SHANGHAI (AFP): Zhou Zhuguang surveys his Shanghai workshop and rows of workers meticulously stitching high-collared Chinese dresses known as qipao, some of which sell for nearly $5,000.
“It’s a highly skilled craft,” said Zhou, co-founder of Hanart, one of China’s most well-known qipao makers.
“Some of our tailors spend a lifetime learning to make qipao.”
The price tag also reflects enduring demand for the qipao, known as a cheongsam in Hong Kong and overseas Chinese communities.
Drawing on traditional design elements, the dress was popularised in 1920s Shanghai, its form-fitting cut capturing the glamour of that free-wheeling pre-communist era and the desire of Chinese women to liberate themselves from traditionally subservient roles.
The qipao disappeared after the Communist Party — which considered it decadent and bourgeois — took power in 1949.
The dress’s comeback is due in part to producers like Zhou.
A mass-produced qipao, sometimes seen at weddings or other formal occasions, can be bought today for as little as 100 yuan ($16).
But Zhou, 59, has found a market for higher-end designs among well-heeled Chinese fashionistas.
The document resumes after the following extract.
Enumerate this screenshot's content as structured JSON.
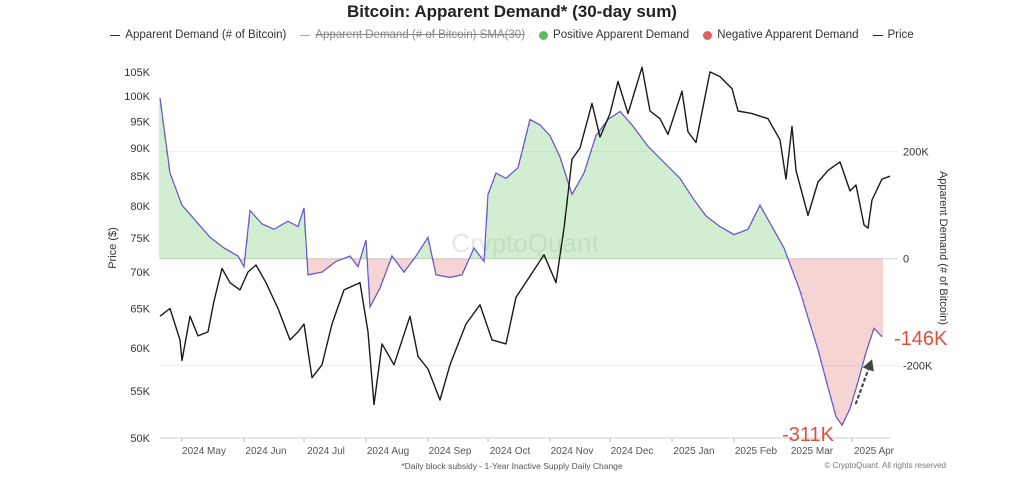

Zhou previously dealt in lower-priced qipao before founding Hanart in 1998 in partnership with Chu Hongsheng, a legendary qipao designer who fitted Chinese film actresses and the wives and daughters of Shanghai mafia bosses. Chu died in 2017 at the age of 99.
Cultural value
“(Low price) isn’t the true essence of the qipao,” said Zhou, who feels that such an iconic Chinese fashion staple requires more luxurious materials, bolder designs and hand-crafted precision, which inevitably push prices up.
Zhou displayed these at a Shanghai show late last year which featured “modern, altered qipao” designs combining the classic Mandarin collar and body-hugging fit with less traditional elements such as lace, fringes, velvet, sequins and rich embroidery.
“We want more young people to wear qipao,” Zhou said of his design re-boot.
To Yang Zhenzhen, who owns a Shanghai qipao shop and is an online influencer of the dress style, cracking the youth market is essential to keeping the tradition alive.
Her shop targets buyers aged 25-45 with qipao starting at around $600.
“Young people bring new life and energy” to the qipao, said Yang, 28, who has been smitten with the dress since childhood and began collecting them five years ago.
“If young people don’t wear them, then by the time they grow old there won’t be anyone wearing them,” she said.
Yang admitted that youth acceptance suffers from a stereotype that qipao are for elderly women, or the belief that pop culture uses the dress to objectify Chinese women.
“These are deep misconceptions… so I want to popularise it as best I can and let people know the real meaning of qipao,” she said.
That includes the dress’s role in breaking down gender norms for women during the 1920s. The sense of freedom associated with that will never go out of style, she adds.
For Zhou, selling qipao is about perpetuating an element of China’s intangible cultural heritage.
“We are small, but we are carrying on a piece of culture,” he said. “That’s where our biggest value is.”